Jubilation partielle : le tribunal supremo restreint l'accord entre employeur et salarié
Le Tribunal Supremo vient de remettre en question une certitude : la reprise anticipée de la vie professionnelle, loin d'être un droit acquis, requiert désormais un accord explicite entre l'employeur et le salarié. Une décision qui bouleverse les pratiques et ouvre la voie à de futures négociations tendues.
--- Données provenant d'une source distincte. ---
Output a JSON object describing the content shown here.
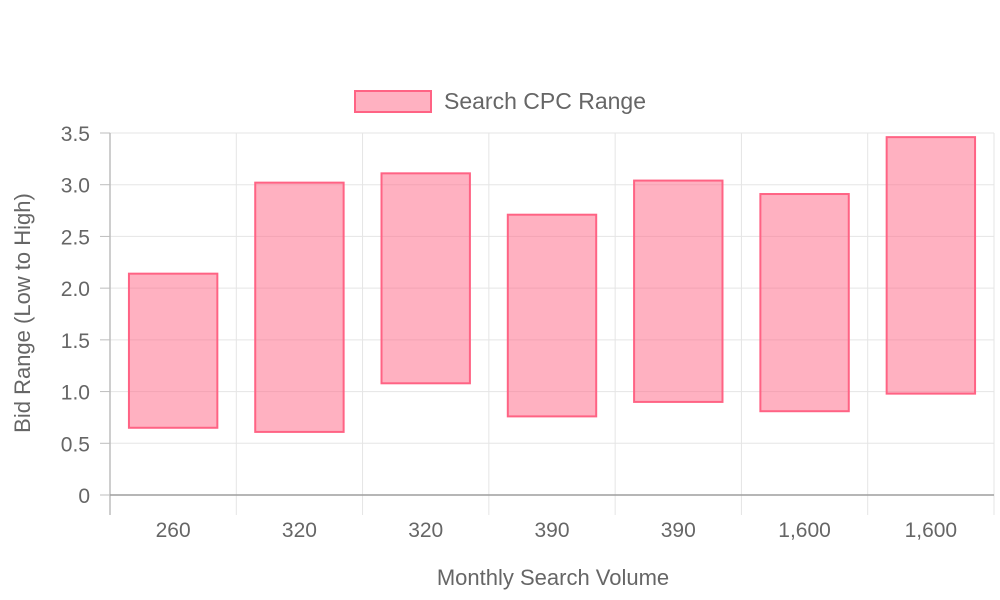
{
  "chart_data": {
    "type": "floating-bar",
    "categories": [
      "260",
      "320",
      "320",
      "390",
      "390",
      "1,600",
      "1,600"
    ],
    "series": [
      {
        "name": "Search CPC Range",
        "ranges": [
          [
            0.65,
            2.14
          ],
          [
            0.61,
            3.02
          ],
          [
            1.08,
            3.11
          ],
          [
            0.76,
            2.71
          ],
          [
            0.9,
            3.04
          ],
          [
            0.81,
            2.91
          ],
          [
            0.98,
            3.46
          ]
        ],
        "color": "#ff6384",
        "fill": "rgba(255,99,132,0.5)"
      }
    ],
    "xlabel": "Monthly Search Volume",
    "ylabel": "Bid Range (Low to High)",
    "ylim": [
      0,
      3.5
    ],
    "yticks": [
      "0",
      "0.5",
      "1.0",
      "1.5",
      "2.0",
      "2.5",
      "3.0",
      "3.5"
    ],
    "grid": true,
    "legend_position": "top"
  }
}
La jubilation partielle, un droit conditionnel
La jubilation partielle, dispositif censé faciliter la transition vers la retraite, est remise en perspective. Elle permettait, en théorie, à un employé de réduire son temps de travail et son salaire en échange d'une pension anticipée partielle, tout en assurant le recrutement d'un remplaçant. La loi cadre ce mécanisme, notamment par l'article 215 de la Législation Générale de la Sécurité Sociale et l'Estatut des Travailleurs.
Mais la décision du Tribunal Supremo, rendue fin janvier 2026, est claire : l'employeur n'est pas contraint d'accepter une demande de jubilation partielle, même si elle respecte les critères légaux et conventionnels. L'accord préalable est désormais la clé.
Un accord, pas un droit
Il ne s'agit plus d'un droit pour le salarié, mais d'une négociation. Si le convention collective prévoit une obligation d'accepter la demande, l'employeur doit s'y conformer. Sinon, il peut refuser, sans que cela soit considéré comme une violation de la loi. La logique est simple : la réduction de temps de travail est une modification des conditions d'emploi et nécessite un pacte.
La situation diffère selon que la convention collective est spécifique ou générale. Si elle renvoie simplement à la législation, l'employeur peut refuser. Si elle précise l'obligation d'accepter, il doit le faire et formaliser le contrat de remplacement.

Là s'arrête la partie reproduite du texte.